58 years ago, one of the most famous heavy bombers flew for the first time under the control of Alvin 'Tex' M. Johnston.


----------



## mudpuppy (Apr 15, 2010)

I know its still in service; but isn't it planned to stay so for years to come? All things considered I do think the B-52 has to be the best of all the bombers...ever. With or without Slim Pickens. 
Derek


----------



## timshatz (Apr 15, 2010)

A bomb truck. Carries anything, anywhere. Kind of like a '57 Chevy truck they just keep upgrading. Difference between the bed in a 1957 and a 2007 is no biggie so why replace? And they're paid for.


----------



## ToughOmbre (Apr 15, 2010)

She's a "Hall Of Famer", no doubt about it!

TO


----------



## syscom3 (Apr 15, 2010)

mudpuppy said:


> ..... With or without Slim Pickens.


----------



## Airframes (Apr 15, 2010)

Jeez! It's one and a half months younger than me, and still going, where if I was an aircraft, car or horse, I would have been scrapped or destroyed by now!


----------



## beaupower32 (Apr 15, 2010)

I think the plans are for it to stay in service till like 2040 or so, somewhere in there. Great planes, and nothing will ever replace it I think.


----------



## Gnomey (Apr 15, 2010)

I agree beau, remarkable aircraft with a great service behind it and likely in front of it as well.


----------



## vikingBerserker (Apr 15, 2010)

It amazes me they have lasted as long as they have.


----------



## Pong (Apr 16, 2010)

According to Wiki, the B-52 is expected to be in service until 2040, and I'll nearly be fifty then.


----------



## michaelmaltby (Apr 16, 2010)

Loved the look of the first YB-52 but General Le May didn't agree with me. 
He wanted side-by-side seating.

MM


----------



## timshatz (Apr 16, 2010)

I remember hearing stories from guys who flew back in the 80s. Not Buffs, just general aviation. Evidently, they were running mission parameters where the Buffs would fly at less than a 1000 feet. Story was more than one General Aviation pilot was flying through the Allegheny Mountains, about 2,000ft over the tops of the mountains and would look down to see a B52 blowing by below him on a hedge hopping run. 

That must've been a site.


----------



## michaelmaltby (Apr 16, 2010)

Long may they reign 


MM


----------



## beaupower32 (Apr 16, 2010)

These are deffently great airplanes and the Air Force is doing/will be doing a great job keeping them flying for a long time. 

The biggest thing going for them is the wings and those probably require the most maintance (though im not sure).

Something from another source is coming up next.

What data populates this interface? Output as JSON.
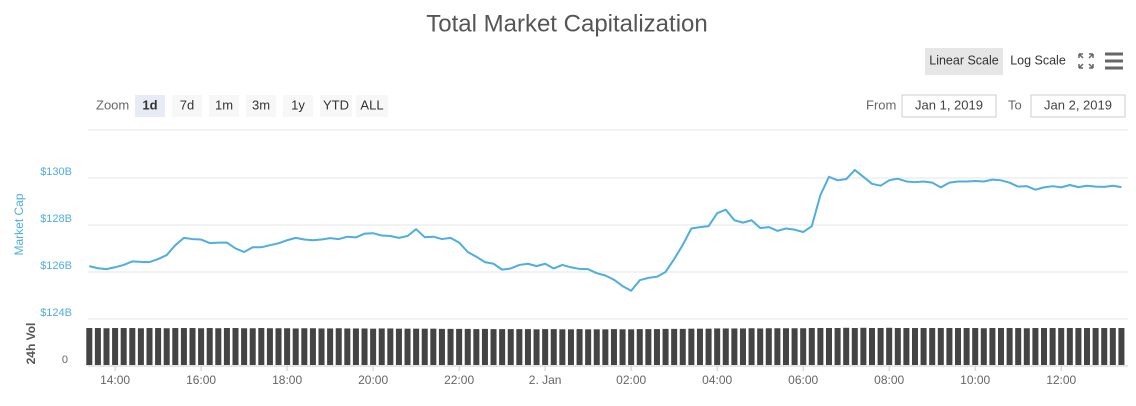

The wings go through enormous flex (as much as 10 or 15 feet i think if not more) between takeoff and landing. Well the B-52 was origanally ment to fly at high altitude where wing flex was really minimum. But now with todays mission, they are doing alot of low level flight, subjecting the aircraft through more stress than what it would most likely encounter up high. So the wings take alot of punishment down low, thus requireing more maintance and inspections. 

Note the pictures and how much the wing flex. 

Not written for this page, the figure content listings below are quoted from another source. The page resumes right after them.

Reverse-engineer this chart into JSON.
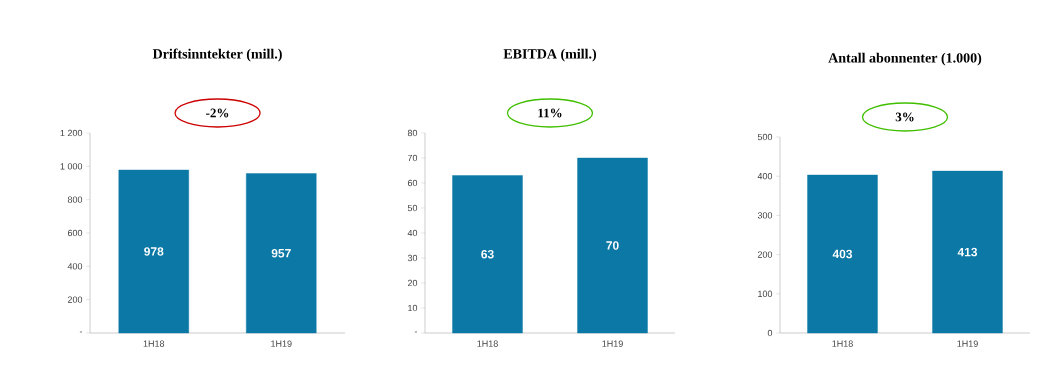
{
  "chart_data": [
    {
      "type": "bar",
      "title": "Driftsinntekter (mill.)",
      "categories": [
        "1H18",
        "1H19"
      ],
      "values": [
        978,
        957
      ],
      "color": "#0b78a5",
      "ylim": [
        0,
        1200
      ],
      "yticks": [
        {
          "value": 0,
          "label": "-"
        },
        200,
        400,
        600,
        800,
        {
          "value": 1000,
          "label": "1 000"
        },
        {
          "value": 1200,
          "label": "1 200"
        }
      ],
      "data_labels": true,
      "grid": false,
      "annotations": [
        "-2%"
      ]
    },
    {
      "type": "bar",
      "title": "EBITDA (mill.)",
      "categories": [
        "1H18",
        "1H19"
      ],
      "values": [
        63,
        70
      ],
      "color": "#0b78a5",
      "ylim": [
        0,
        80
      ],
      "yticks": [
        {
          "value": 0,
          "label": "-"
        },
        10,
        20,
        30,
        40,
        50,
        60,
        70,
        80
      ],
      "data_labels": true,
      "grid": false,
      "annotations": [
        "11%"
      ]
    },
    {
      "type": "bar",
      "title": "Antall abonnenter (1.000)",
      "categories": [
        "1H18",
        "1H19"
      ],
      "values": [
        403,
        413
      ],
      "color": "#0b78a5",
      "ylim": [
        0,
        500
      ],
      "yticks": [
        0,
        100,
        200,
        300,
        400,
        500
      ],
      "data_labels": true,
      "grid": false,
      "annotations": [
        "3%"
      ]
    }
  ]
}
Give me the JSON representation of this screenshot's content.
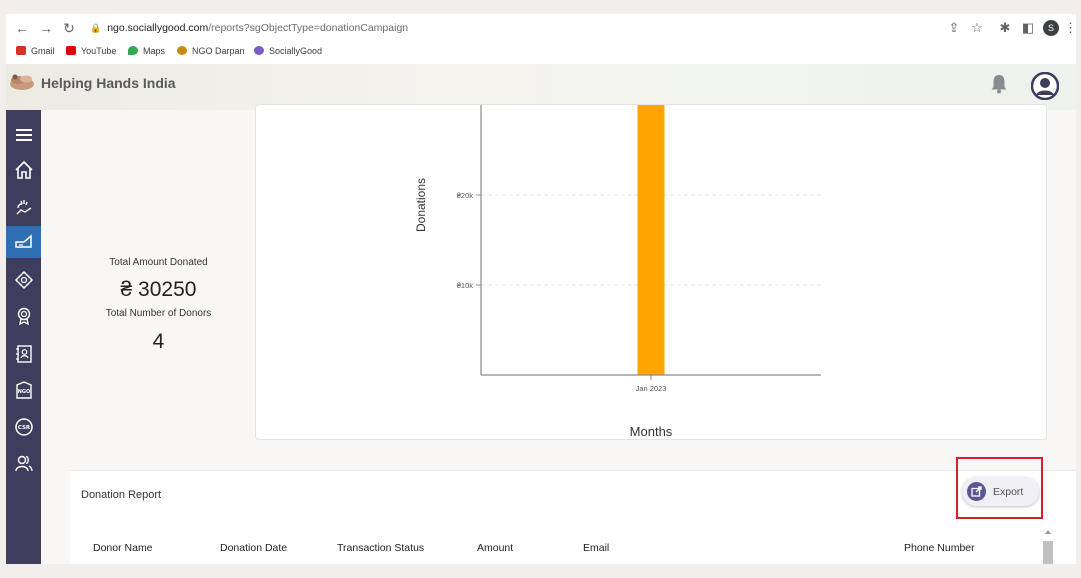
{
  "browser": {
    "url_domain": "ngo.sociallygood.com",
    "url_path": "/reports?sgObjectType=donationCampaign",
    "profile_initial": "S",
    "bookmarks": [
      {
        "label": "Gmail",
        "color": "#d93025"
      },
      {
        "label": "YouTube",
        "color": "#e00000"
      },
      {
        "label": "Maps",
        "color": "#34a853"
      },
      {
        "label": "NGO Darpan",
        "color": "#c88a12"
      },
      {
        "label": "SociallyGood",
        "color": "#7b5cc4"
      }
    ]
  },
  "header": {
    "org_name": "Helping Hands India"
  },
  "sidebar": {
    "items": [
      {
        "icon": "menu-icon"
      },
      {
        "icon": "home-icon"
      },
      {
        "icon": "donate-hands-icon"
      },
      {
        "icon": "campaign-icon",
        "active": true
      },
      {
        "icon": "tag-icon"
      },
      {
        "icon": "badge-icon"
      },
      {
        "icon": "contacts-icon"
      },
      {
        "icon": "ngo-icon"
      },
      {
        "icon": "csr-icon"
      },
      {
        "icon": "people-icon"
      }
    ],
    "csr_text": "CSR",
    "ngo_text": "NGO",
    "active_color": "#2e6fb3",
    "bg_color": "#3f3d5e"
  },
  "stats": {
    "total_amount_label": "Total Amount Donated",
    "total_amount_value": "₴ 30250",
    "total_donors_label": "Total Number of Donors",
    "total_donors_value": "4"
  },
  "chart_data": {
    "type": "bar",
    "categories": [
      "Jan 2023"
    ],
    "values": [
      30250
    ],
    "ylabel": "Donations",
    "xlabel": "Months",
    "yticks": [
      {
        "value": 10000,
        "label": "₴10k"
      },
      {
        "value": 20000,
        "label": "₴20k"
      }
    ],
    "ylim": [
      0,
      30250
    ],
    "bar_color": "#ffa500",
    "grid": true
  },
  "report": {
    "title": "Donation Report",
    "export_label": "Export",
    "columns": [
      "Donor Name",
      "Donation Date",
      "Transaction Status",
      "Amount",
      "Email",
      "Phone Number"
    ]
  }
}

Serial 55-0104, about to touch down on the runway. Note the upward flex of the wings compared to the following picture of a B-52D sitting on its landing gear. Photographer: Brian Lockett





Serial 55-0071, runs up prior to takeoff from March AFB on March 27, 1980. Its wings are bent downward by the weight of the fuel that they contain. The extended fowler flaps reveal an expanse of green zinc chromate. Photographer: Brian Lockett


----------



## Matt308 (Apr 16, 2010)

michaelmaltby said:


> Loved the look of the first YB-52 but General Le May didn't agree with me.
> He wanted side-by-side seating.
> 
> MM



Note the 45 degree skin panel wrinkles in Maltby's pic. These are caused by monocoque shear stress upon the skin when the aircraft wings command a roll and the fuselage mass resists rolling forces (Newton's First Law - Objects in motion tend to remain in motion; Objects at rest tend to remain at rest.) Wonderful engineering.


----------



## Matt308 (Apr 16, 2010)

Question is what are the black panels aft of the wings on the fuselage that have been blanked out in the picture? Obviously some equipment deemed secret at the time that needed picture manipulation.


----------